Les appels à la curée de la foule, son dépit rageur face aux dérobades de Pilate affichent un relief autrement saisissant que dans la première Saint Jean du Bach Collegium Japan et au terme de cet éprouvant voyage, nous accueillons avec d’autant plus de soulagement et de gratitude « Ruht wohl » que les chantres subliment sa poignante mélancolie. Sans renouveler l’engagement fiévreux d’un Schreier, James Gilchrist habite son récit avec une tout autre éloquence que l’Évangéliste, oubliable et d’ailleurs oublié, de Gerd Türk en 1999. Le ténor britannique ne suggère pas : il incarne les affects des protagonistes, en particulier les remords qui assaillent Pierre. Les chromatismes exacerbent comme jamais la douleur lancinante et amère qui le taraude après son reniement. A l’affiche de la Saint Matthieu parue l’année dernière, Christian Immler retrouve Jésus, un Jésus toujours impavide et dont la fascinante équanimité n’est manifestement pas de ce monde. En revanche, les airs de basse libèrent l’expression du chanteur dont le baryton enveloppant nous apaise (« Betrachte, mein Seel »).

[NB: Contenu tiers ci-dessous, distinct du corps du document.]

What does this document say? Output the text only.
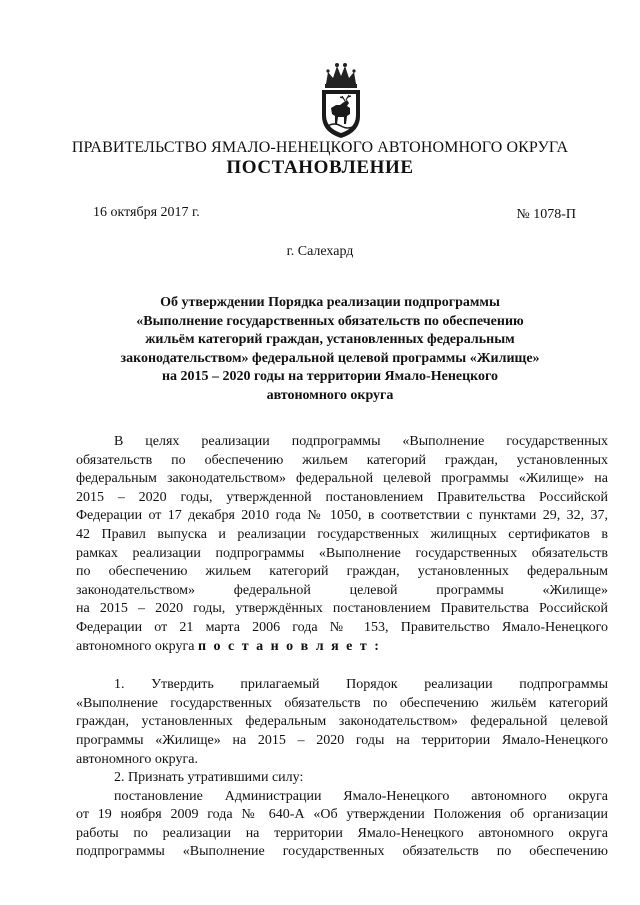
ПРАВИТЕЛЬСТВО ЯМАЛО-НЕНЕЦКОГО АВТОНОМНОГО ОКРУГА
ПОСТАНОВЛЕНИЕ
16 октября 2017 г.	№ 1078-П
г. Салехард
Об утверждении Порядка реализации подпрограммы
«Выполнение государственных обязательств по обеспечению
жильём категорий граждан, установленных федеральным
законодательством» федеральной целевой программы «Жилище»
на 2015 – 2020 годы на территории Ямало-Ненецкого
автономного округа
В целях реализации подпрограммы «Выполнение государственных
обязательств по обеспечению жильем категорий граждан, установленных
федеральным законодательством» федеральной целевой программы «Жилище» на
2015 – 2020 годы, утвержденной постановлением Правительства Российской
Федерации от 17 декабря 2010 года № 1050, в соответствии с пунктами 29, 32, 37,
42 Правил выпуска и реализации государственных жилищных сертификатов в
рамках реализации подпрограммы «Выполнение государственных обязательств
по обеспечению жильем категорий граждан, установленных федеральным
законодательством» федеральной целевой программы «Жилище»
на 2015 – 2020 годы, утверждённых постановлением Правительства Российской
Федерации от 21 марта 2006 года № 153, Правительство Ямало-Ненецкого
автономного округа п о с т а н о в л я е т :
1. Утвердить прилагаемый Порядок реализации подпрограммы
«Выполнение государственных обязательств по обеспечению жильём категорий
граждан, установленных федеральным законодательством» федеральной целевой
программы «Жилище» на 2015 – 2020 годы на территории Ямало-Ненецкого
автономного округа.
2. Признать утратившими силу:
постановление Администрации Ямало-Ненецкого автономного округа
от 19 ноября 2009 года № 640-А «Об утверждении Положения об организации
работы по реализации на территории Ямало-Ненецкого автономного округа
подпрограммы «Выполнение государственных обязательств по обеспечению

Si les accents de Zachary Wilder nous désarment dans « Ach mein Sinn », la détresse du croyant, écartelé entre horreur et délice (« Mein Jesu, ach ! »), nous étreint longuement et rappelle l’extase des martyrs. Egalement soliste de la Saint Matthieu sortie chez BIS en 2019, Damien Guillon est d’abord impeccable de ton et trouve la juste énergie déclamatoire dans « Von den Stricken meiner Sünden », mais la tessiture de « Est vollbracht » semble ensuite l’entraver, privant son timbre de rayonnement, et il demeure sur son quant-à-soi. Le diable se niche dans les détails, la plus irréductible subjectivité également. Les inconditionnels du soprano immaculé de Hana Blaziková seront certainement aux anges, mais sa placidité nous laisse par trop sur notre faim (« Zerlfieße, mein Herze »). Un détail, disions-nous, qui ne doit pas nous détourner de l’essentiel. Le Bach Collegium Japan semble fin prêt à aborder la Saint Jean révisée de 1725, si riche en contrastes et quasiment opératique par moments. L’idée n’est pas saugrenue, car Suzuki la connaît bien : il avait ajouté les trois airs inédits qu’elle contient en bonus de sa première gravure et il lui emprunte l’idée du contrebasson pour colorer les basses.